Intel Stretches Deep Learning on Scalable System Framework
May 10, 2016 Rob Farber
The strong interest in deep learning neural networks lies in the ability of neural networks to solve complex pattern recognition tasks – sometimes better than humans. Once trained, these machine learning solutions can run very quickly – even in real-time – and very efficiently on low-power mobile devices and in the datacenter.
However training a machine learning algorithm to accurately solve complex problems requires large amounts of data that greatly increases the computational workload. Scalable distributed parallel computing using a high-performance communications fabric is an essential part of what makes the training of deep learning on large complex datasets tractable in both the data center and within the cloud.
Very simply, the single node TF/s parallelism delivered by Intel Xeon processor and Intel Xeon Phi devices described in the previous article in this series is simply not enough for many complex machine learning training sets. High-performance, low latency communications fabrics like Intel Omni-Path Architecture (Intel OPA) are required to tightly couple many computational nodes into an MPI or cloud configuration that can deliver sufficient memory capacity and floating-point performance to find acceptably good machine learning solutions in a reasonable time.Machine learning is but one example of a tightly coupled distributed computation where the small message traffic generated by a distributed network reduction operation can limit performance. Such reduction operations are common in HPC codes, which is one of the reasons why people spend large amounts of money on the communications fabric in HPC supercomputers. When you look at the cost of fabric as a percentage of the overall HPC budget, InfiniBand FDR is running somewhere between 25% and 35%. And with the introduction of the 100Gb/s EDR InfiniBand, the fabric’s piece of the pie will jump to between 35% and 50% of the HPC budget. Increased scalability and performance at an economical price point explains the importance of Intel OPA to the HPC and machine learning communities as well as the cloud computing community.
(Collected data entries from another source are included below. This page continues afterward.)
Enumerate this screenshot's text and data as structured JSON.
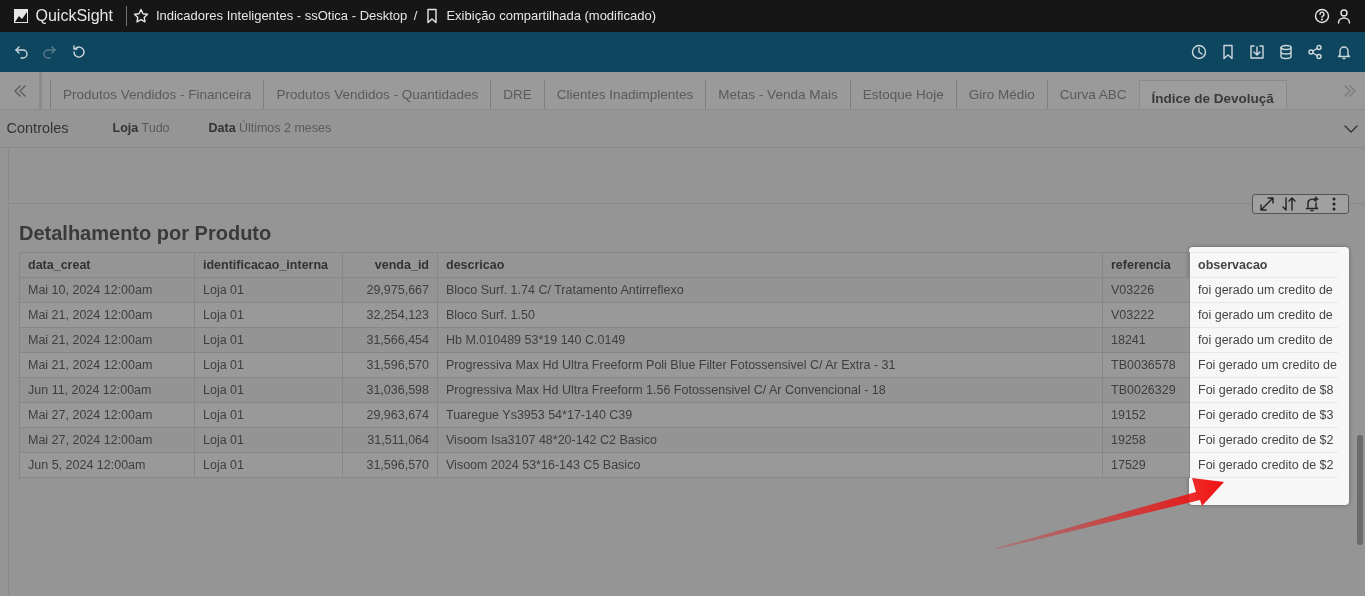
{
  "app": {
    "name": "QuickSight"
  },
  "breadcrumb": {
    "dashboard": "Indicadores Inteligentes - ssOtica - Desktop",
    "separator": "/",
    "view": "Exibição compartilhada (modificado)"
  },
  "toolbar": {
    "redo_disabled": true
  },
  "sheet_tabs": [
    {
      "label": "Produtos Vendidos - Financeira",
      "selected": false
    },
    {
      "label": "Produtos Vendidos - Quantidades",
      "selected": false
    },
    {
      "label": "DRE",
      "selected": false
    },
    {
      "label": "Clientes Inadimplentes",
      "selected": false
    },
    {
      "label": "Metas - Venda Mais",
      "selected": false
    },
    {
      "label": "Estoque Hoje",
      "selected": false
    },
    {
      "label": "Giro Médio",
      "selected": false
    },
    {
      "label": "Curva ABC",
      "selected": false
    },
    {
      "label": "Índice de Devoluçã",
      "selected": true
    }
  ],
  "controls": {
    "title": "Controles",
    "filters": [
      {
        "label": "Loja",
        "value": "Tudo"
      },
      {
        "label": "Data",
        "value": "Últimos 2 meses"
      }
    ]
  },
  "visual": {
    "title": "Detalhamento por Produto",
    "columns": [
      {
        "label": "data_creat",
        "kind": "text",
        "highlighted": false
      },
      {
        "label": "identificacao_interna",
        "kind": "text",
        "highlighted": false
      },
      {
        "label": "venda_id",
        "kind": "number",
        "highlighted": false
      },
      {
        "label": "descricao",
        "kind": "text",
        "highlighted": false
      },
      {
        "label": "referencia",
        "kind": "text",
        "highlighted": false
      },
      {
        "label": "observacao",
        "kind": "text",
        "highlighted": true
      }
    ],
    "rows": [
      [
        "Mai 10, 2024 12:00am",
        "Loja 01",
        "29,975,667",
        "Bloco Surf. 1.74 C/ Tratamento Antirreflexo",
        "V03226",
        "foi gerado um credito de"
      ],
      [
        "Mai 21, 2024 12:00am",
        "Loja 01",
        "32,254,123",
        "Bloco Surf. 1.50",
        "V03222",
        "foi gerado um credito de"
      ],
      [
        "Mai 21, 2024 12:00am",
        "Loja 01",
        "31,566,454",
        "Hb M.010489 53*19 140 C.0149",
        "18241",
        "foi gerado um credito de"
      ],
      [
        "Mai 21, 2024 12:00am",
        "Loja 01",
        "31,596,570",
        "Progressiva Max Hd Ultra Freeform Poli Blue Filter Fotossensivel C/ Ar Extra - 31",
        "TB0036578",
        "Foi gerado um credito de"
      ],
      [
        "Jun 11, 2024 12:00am",
        "Loja 01",
        "31,036,598",
        "Progressiva Max Hd Ultra Freeform 1.56 Fotossensivel C/ Ar Convencional - 18",
        "TB0026329",
        "Foi gerado credito de $8"
      ],
      [
        "Mai 27, 2024 12:00am",
        "Loja 01",
        "29,963,674",
        "Tuaregue Ys3953 54*17-140 C39",
        "19152",
        "Foi gerado credito de $3"
      ],
      [
        "Mai 27, 2024 12:00am",
        "Loja 01",
        "31,511,064",
        "Visoom Isa3107 48*20-142 C2 Basico",
        "19258",
        "Foi gerado credito de $2"
      ],
      [
        "Jun 5, 2024 12:00am",
        "Loja 01",
        "31,596,570",
        "Visoom 2024 53*16-143 C5 Basico",
        "17529",
        "Foi gerado credito de $2"
      ]
    ]
  }
}
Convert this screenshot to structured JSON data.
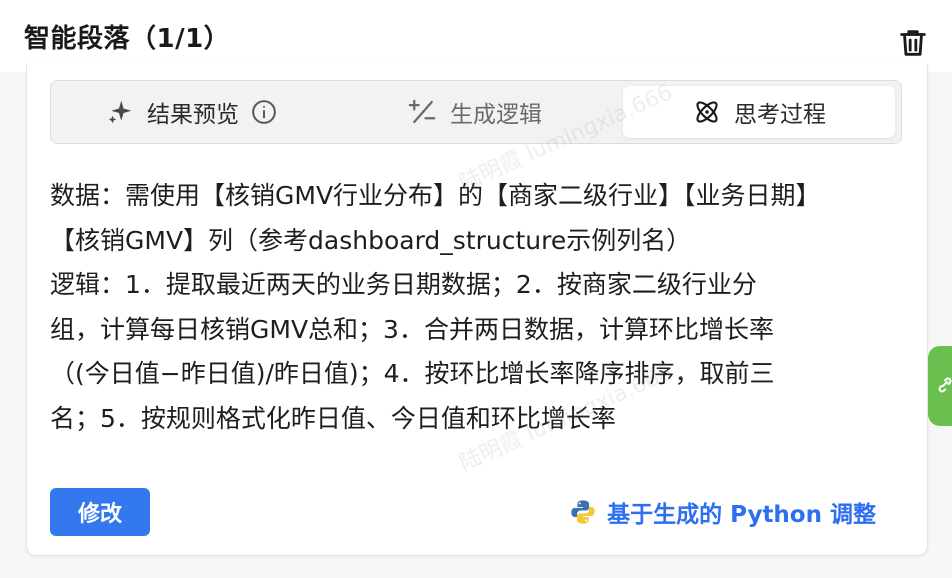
{
  "header": {
    "title": "智能段落（1/1）"
  },
  "tabs": [
    {
      "label": "结果预览",
      "icon": "sparkle-icon"
    },
    {
      "label": "生成逻辑",
      "icon": "plus-minus-icon"
    },
    {
      "label": "思考过程",
      "icon": "atom-icon"
    }
  ],
  "active_tab": "思考过程",
  "content": {
    "lines": [
      "数据：需使用【核销GMV行业分布】的【商家二级行业】【业务日期】",
      "【核销GMV】列（参考dashboard_structure示例列名）",
      "逻辑：1．提取最近两天的业务日期数据；2．按商家二级行业分",
      "组，计算每日核销GMV总和；3．合并两日数据，计算环比增长率",
      "（(今日值−昨日值)/昨日值)；4．按环比增长率降序排序，取前三",
      "名；5．按规则格式化昨日值、今日值和环比增长率"
    ]
  },
  "actions": {
    "modify_label": "修改",
    "python_adjust_label": "基于生成的 Python 调整"
  },
  "watermark": {
    "text": "陆明霞 lumingxia.666"
  },
  "colors": {
    "primary": "#3478f0",
    "link": "#2e6ef0",
    "side_tab": "#6bbf4e"
  }
}
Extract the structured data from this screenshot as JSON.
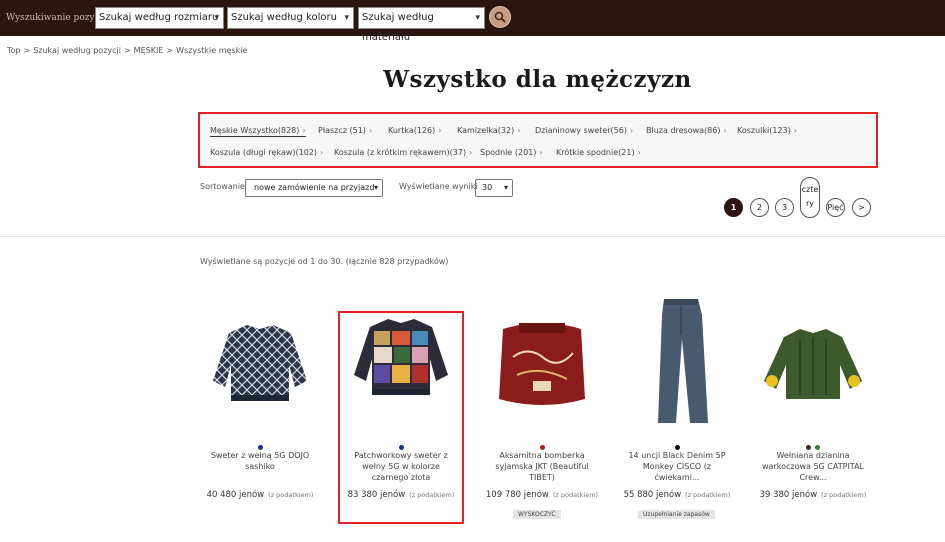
{
  "topbar": {
    "label": "Wyszukiwanie pozycji",
    "selects": [
      {
        "value": "Szukaj według rozmiaru"
      },
      {
        "value": "Szukaj według koloru"
      },
      {
        "value": "Szukaj według materiału"
      }
    ],
    "search_icon": "search-icon"
  },
  "breadcrumb": [
    "Top",
    ">",
    "Szukaj według pozycji",
    ">",
    "MĘSKIE",
    ">",
    "Wszystkie męskie"
  ],
  "title": "Wszystko dla mężczyzn",
  "categories": [
    {
      "label": "Męskie Wszystko(828)",
      "active": true
    },
    {
      "label": "Płaszcz (51)"
    },
    {
      "label": "Kurtka(126)"
    },
    {
      "label": "Kamizelka(32)"
    },
    {
      "label": "Dzianinowy sweter(56)"
    },
    {
      "label": "Bluza dresowa(86)"
    },
    {
      "label": "Koszulki(123)"
    },
    {
      "label": "Koszula (długi rękaw)(102)"
    },
    {
      "label": "Koszula (z krótkim rękawem)(37)"
    },
    {
      "label": "Spodnie (201)"
    },
    {
      "label": "Krótkie spodnie(21)"
    }
  ],
  "sort": {
    "label": "Sortowanie",
    "value": "nowe zamówienie na przyjazd"
  },
  "per_page": {
    "label": "Wyświetlane wyniki",
    "value": "30"
  },
  "pagination": {
    "pages": [
      "1",
      "2",
      "3",
      "czte ry",
      "Pięć"
    ],
    "current": "1",
    "next": ">"
  },
  "result_count": "Wyświetlane są pozycje od 1 do 30. (łącznie 828 przypadków)",
  "products": [
    {
      "name": "Sweter z wełną 5G DOJO sashiko",
      "price": "40 480 jenów",
      "tax": "(z podatkiem)",
      "colors": [
        "#1b2f8a"
      ],
      "badge": ""
    },
    {
      "name": "Patchworkowy sweter z wełny 5G w kolorze czarnego złota",
      "price": "83 380 jenów",
      "tax": "(z podatkiem)",
      "colors": [
        "#1b2f8a"
      ],
      "badge": ""
    },
    {
      "name": "Aksamitna bomberka syjamska JKT (Beautiful TIBET)",
      "price": "109 780 jenów",
      "tax": "(z podatkiem)",
      "colors": [
        "#b21c1c"
      ],
      "badge": "WYSKOCZYĆ"
    },
    {
      "name": "14 uncji Black Denim 5P Monkey CISCO (z ćwiekami...",
      "price": "55 880 jenów",
      "tax": "(z podatkiem)",
      "colors": [
        "#111111"
      ],
      "badge": "Uzupełnianie zapasów"
    },
    {
      "name": "Wełniana dzianina warkoczowa 5G CATPITAL Crew...",
      "price": "39 380 jenów",
      "tax": "(z podatkiem)",
      "colors": [
        "#3b2a22",
        "#3a7a3a"
      ],
      "badge": ""
    }
  ]
}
Complex problems require big data
Lapedes and Farber showed in their paper, “How Neural Networks Work” , that neural networks essentially learn to solve a problem by fitting a multi-dimensional surface to the example data. During training, the neural network uses its nonlinear functions to build and place bumps and valleys at the high and low points in the surface. Prediction works by interpolating between, or extrapolating from points on this surface. Empirically, the more complex the problem, the more bumpy the surface that must be fit, which increases the amount of data that must be presented during training to define the location and height of each point of inflection (e.g. bump or valley). In short: the more complex the problem, the greater the amount of data that is required to accurately represent the bumpy surface for training.
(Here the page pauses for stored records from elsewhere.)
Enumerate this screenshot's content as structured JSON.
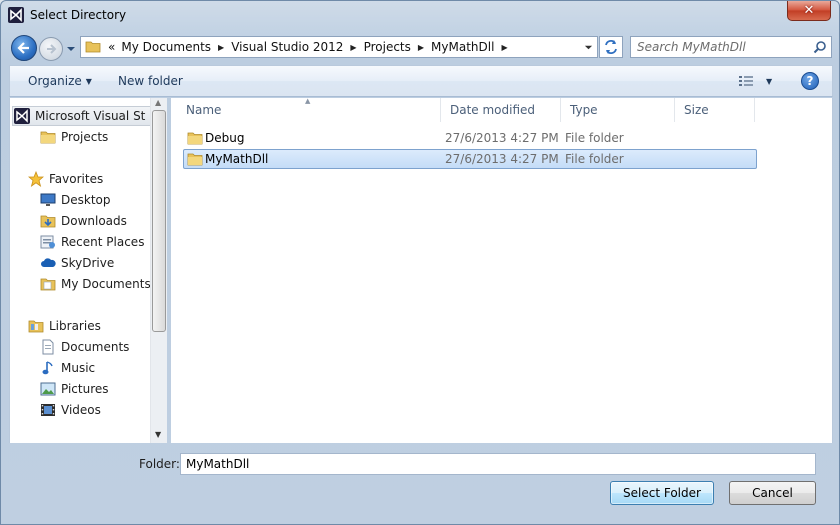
{
  "window": {
    "title": "Select Directory"
  },
  "address": {
    "overflow": "«",
    "crumbs": [
      "My Documents",
      "Visual Studio 2012",
      "Projects",
      "MyMathDll"
    ]
  },
  "search": {
    "placeholder": "Search MyMathDll"
  },
  "toolbar": {
    "organize": "Organize",
    "new_folder": "New folder",
    "help": "?"
  },
  "nav": {
    "items": [
      {
        "label": "Microsoft Visual St",
        "icon": "vs-logo-icon"
      },
      {
        "label": "Projects",
        "icon": "folder-icon"
      },
      {
        "label": "Favorites",
        "icon": "star-icon"
      },
      {
        "label": "Desktop",
        "icon": "desktop-icon"
      },
      {
        "label": "Downloads",
        "icon": "downloads-icon"
      },
      {
        "label": "Recent Places",
        "icon": "recent-places-icon"
      },
      {
        "label": "SkyDrive",
        "icon": "skydrive-icon"
      },
      {
        "label": "My Documents",
        "icon": "documents-folder-icon"
      },
      {
        "label": "Libraries",
        "icon": "libraries-icon"
      },
      {
        "label": "Documents",
        "icon": "document-icon"
      },
      {
        "label": "Music",
        "icon": "music-icon"
      },
      {
        "label": "Pictures",
        "icon": "pictures-icon"
      },
      {
        "label": "Videos",
        "icon": "videos-icon"
      }
    ]
  },
  "list": {
    "columns": [
      "Name",
      "Date modified",
      "Type",
      "Size"
    ],
    "rows": [
      {
        "name": "Debug",
        "date": "27/6/2013 4:27 PM",
        "type": "File folder",
        "size": ""
      },
      {
        "name": "MyMathDll",
        "date": "27/6/2013 4:27 PM",
        "type": "File folder",
        "size": ""
      }
    ],
    "selected_index": 1
  },
  "footer": {
    "folder_label": "Folder:",
    "folder_value": "MyMathDll",
    "select_button": "Select Folder",
    "cancel_button": "Cancel"
  },
  "colors": {
    "accent": "#3c7fb1",
    "selection": "#c4dcf7",
    "close": "#c13d24"
  }
}
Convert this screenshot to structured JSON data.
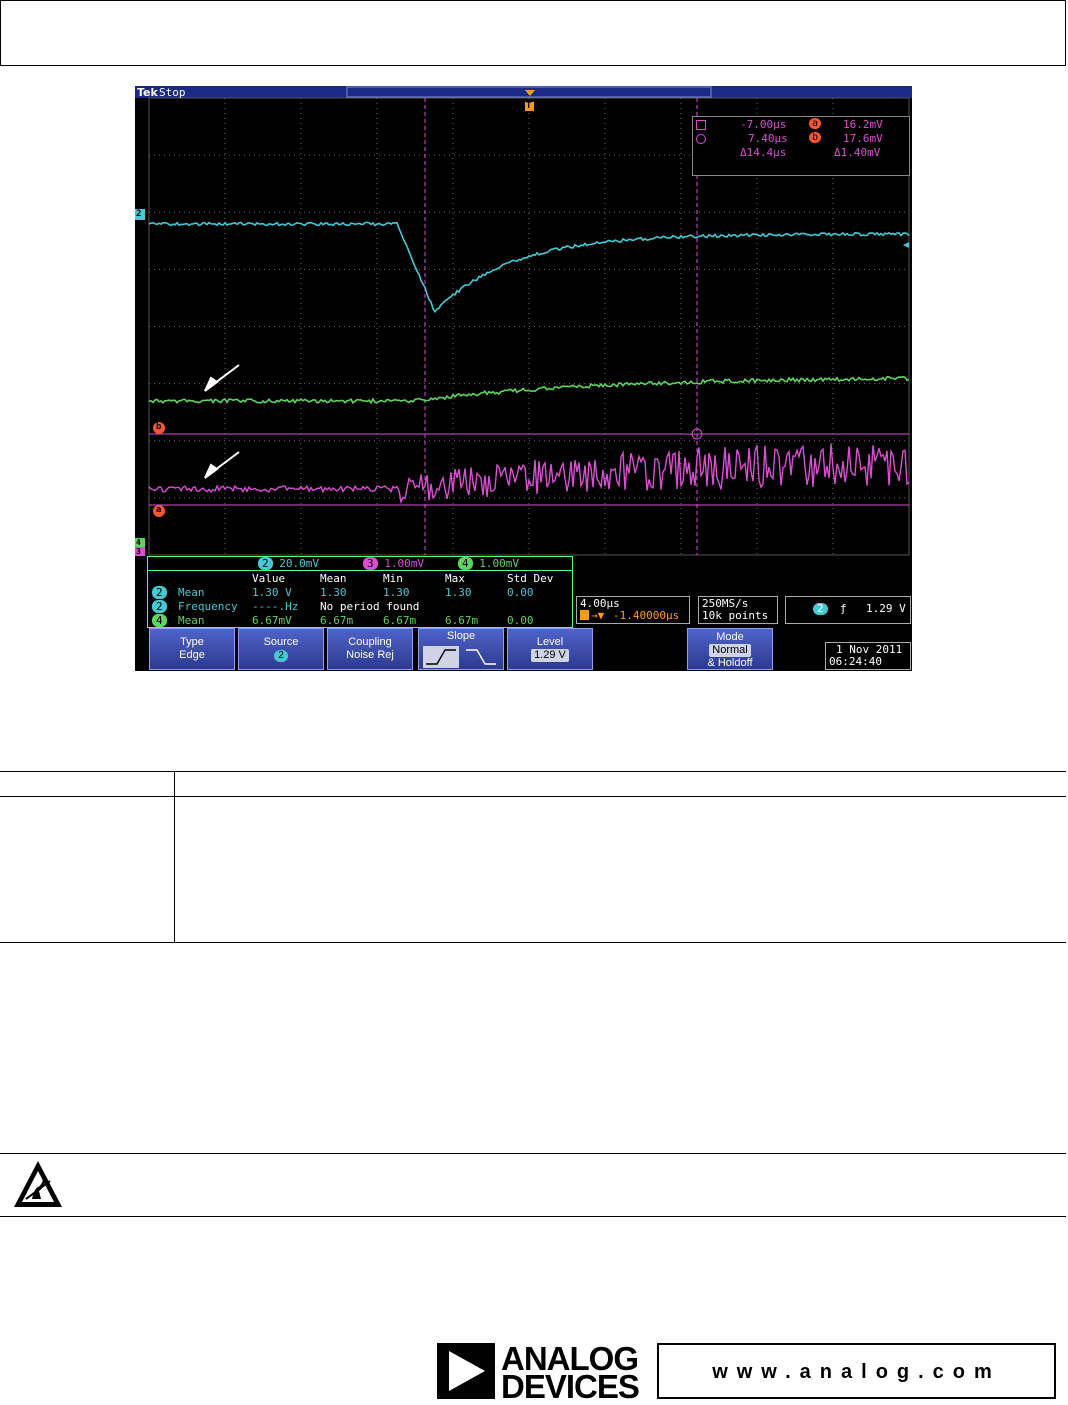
{
  "scope": {
    "brand": "Tek",
    "run_state": "Stop",
    "cursor_readout": {
      "t1": "-7.00µs",
      "t2": "7.40µs",
      "dt": "Δ14.4µs",
      "a_label": "a",
      "a_value": "16.2mV",
      "b_label": "b",
      "b_value": "17.6mV",
      "dv": "Δ1.40mV"
    },
    "channel_scales": [
      {
        "ch": "2",
        "scale": "20.0mV",
        "color": "#45c9d4"
      },
      {
        "ch": "3",
        "scale": "1.00mV",
        "color": "#d94fd2"
      },
      {
        "ch": "4",
        "scale": "1.00mV",
        "color": "#5fd35f"
      }
    ],
    "measurements": {
      "headers": [
        "Value",
        "Mean",
        "Min",
        "Max",
        "Std Dev"
      ],
      "rows": [
        {
          "ch": "2",
          "name": "Mean",
          "value": "1.30 V",
          "mean": "1.30",
          "min": "1.30",
          "max": "1.30",
          "std": "0.00"
        },
        {
          "ch": "2",
          "name": "Frequency",
          "value": "----.Hz",
          "note": "No period found"
        },
        {
          "ch": "4",
          "name": "Mean",
          "value": "6.67mV",
          "mean": "6.67m",
          "min": "6.67m",
          "max": "6.67m",
          "std": "0.00"
        }
      ]
    },
    "timebase": {
      "per_div": "4.00µs",
      "delay": "-1.40000µs"
    },
    "acquisition": {
      "rate": "250MS/s",
      "points": "10k points"
    },
    "trigger": {
      "ch": "2",
      "level": "1.29 V"
    },
    "softkeys": {
      "type": {
        "label": "Type",
        "value": "Edge"
      },
      "source": {
        "label": "Source",
        "value": "2"
      },
      "coupling": {
        "label": "Coupling",
        "value": "Noise Rej"
      },
      "slope": {
        "label": "Slope"
      },
      "level": {
        "label": "Level",
        "value": "1.29 V"
      },
      "mode": {
        "label": "Mode",
        "value": "Normal",
        "value2": "& Holdoff"
      }
    },
    "date": "1 Nov 2011",
    "time": "06:24:40",
    "markers": {
      "ch2": "2",
      "ch3": "3",
      "ch4": "4",
      "a": "a",
      "b": "b",
      "trig": "T"
    },
    "colors": {
      "ch2": "#45c9d4",
      "ch3": "#d94fd2",
      "ch4": "#5fd35f",
      "cursor_ref": "#ff5533",
      "trigger": "#ff9a1a"
    }
  },
  "footer": {
    "logo_line1": "ANALOG",
    "logo_line2": "DEVICES",
    "url": "www.analog.com"
  }
}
Happily, massively parallel distributed mappings that exhibit near-linear scalability such as the exascale-capable mapping by Farber (described in the previous article) give data scientists the ability to use high-performance interconnects such as the Intel OPA to use as many computational nodes as necessary to train on very large and complex datasets.
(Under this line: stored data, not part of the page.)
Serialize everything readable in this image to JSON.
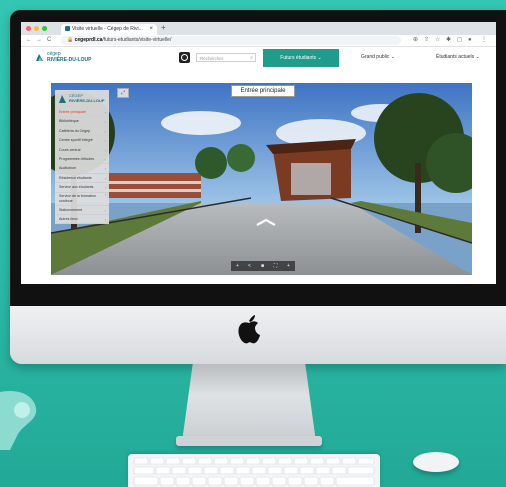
{
  "browser": {
    "tab_title": "Visite virtuelle - Cégep de Rivi...",
    "tab_close": "×",
    "new_tab": "+",
    "url_host": "cegeprdl.ca",
    "url_path": "/futurs-etudiants/visite-virtuelle/",
    "nav": {
      "back": "←",
      "forward": "→",
      "reload": "C"
    },
    "tools": [
      "⊕",
      "⇧",
      "☆",
      "✱",
      "◻",
      "●",
      "⋮"
    ]
  },
  "site": {
    "logo_line1": "cégep",
    "logo_line2": "RIVIÈRE-DU-LOUP",
    "search_placeholder": "Rechercher",
    "search_icon": "search-icon",
    "future_students_label": "Futurs étudiants ⌄",
    "general_public_label": "Grand public ⌄",
    "current_students_label": "Étudiants actuels ⌄"
  },
  "tour": {
    "location_label": "Entrée principale",
    "menu_logo_line1": "CÉGEP",
    "menu_logo_line2": "RIVIÈRE-DU-LOUP",
    "menu_items": [
      "Entrée principale",
      "Bibliothèque",
      "Cafétéria du Cégep",
      "Centre sportif Intégré",
      "Cours central",
      "Programmes d'études",
      "Auditorium",
      "Résidence étudiante",
      "Service aux étudiants",
      "Service de la formation continue",
      "Stationnement",
      "Autres lieux"
    ],
    "active_item": 0,
    "expand_icon": "⤢",
    "controls": [
      "+",
      "<",
      "■",
      "⛶",
      "+"
    ]
  },
  "colors": {
    "accent": "#1f9c8a",
    "brand": "#1a6f86",
    "active_menu": "#d0432e",
    "backdrop": "#2bbba8"
  }
}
Joe Yaworski (Intel Director of Fabric Marketing for the HPC Group) notes that, “The Intel Omni-Path Architecture delivers a mixture of hardware and software enhancements that will optimize machine learning performance, as it’s specifically designed for low latency and high message rates that scales as the cluster size increases.” Benchmark results presented later in this article validate Yaworski’s statement.
The Intel Omni-Path Architecture delivers a mixture of hardware and software enhancements that will optimize machine learning performance, as it’s specifically designed for low latency and high message rates that scales as the cluster size increases – Joe Yaworski (Intel Director of Fabric Marketing for the HPC Group)
Tuning machine learning for the fastest time to solution in a distributed environment
A data scientist can tune a training run to be as fast as possible in a distributed environment simply by using more nodes thus reducing the number of examples per distributed computational node for a fixed training set.
Briefly, the time it takes a node to calculate the partial error (shown in step 2 in Figure 3 below) during training effectively depends on the number of network parameters and the number of training examples to be evaluated on the node. The size and configuration of the neural network architecture is fixed at the start of the training session, which means the runtime of the per-node calculation of the partial errors can be minimized simply by reducing the number of training examples per node. (Of course, there is a limit as using too few examples will waste parallel computing resources). Since the partial error calculation on each node is independent, the runtime consumed when computing the partial errors in a distributed environment for a fixed training set size will be decrease linearly as the number of nodes increases. In other words, calculating the partial errors for a fixed dataset will happen 10x faster when using ten nodes in a compute cluster or cloud instance and 10,000 times faster when using ten thousand nodes.
Figure 3: A massively parallel mapping (the animated version is available here.)
As the speed and number of the computational nodes increases, the training performance for a given training set will be dictated more and more by the performance characteristics of the communications network.
For example, the global broadcast of the model parameters (shown in step 1) will effectively take constant time regardless of the number of distributed nodes used during training . The basic idea, much like that of radio or broadcast television, is that it takes the same amount of time to broadcast to one listener as it takes to broadcast to all the listeners.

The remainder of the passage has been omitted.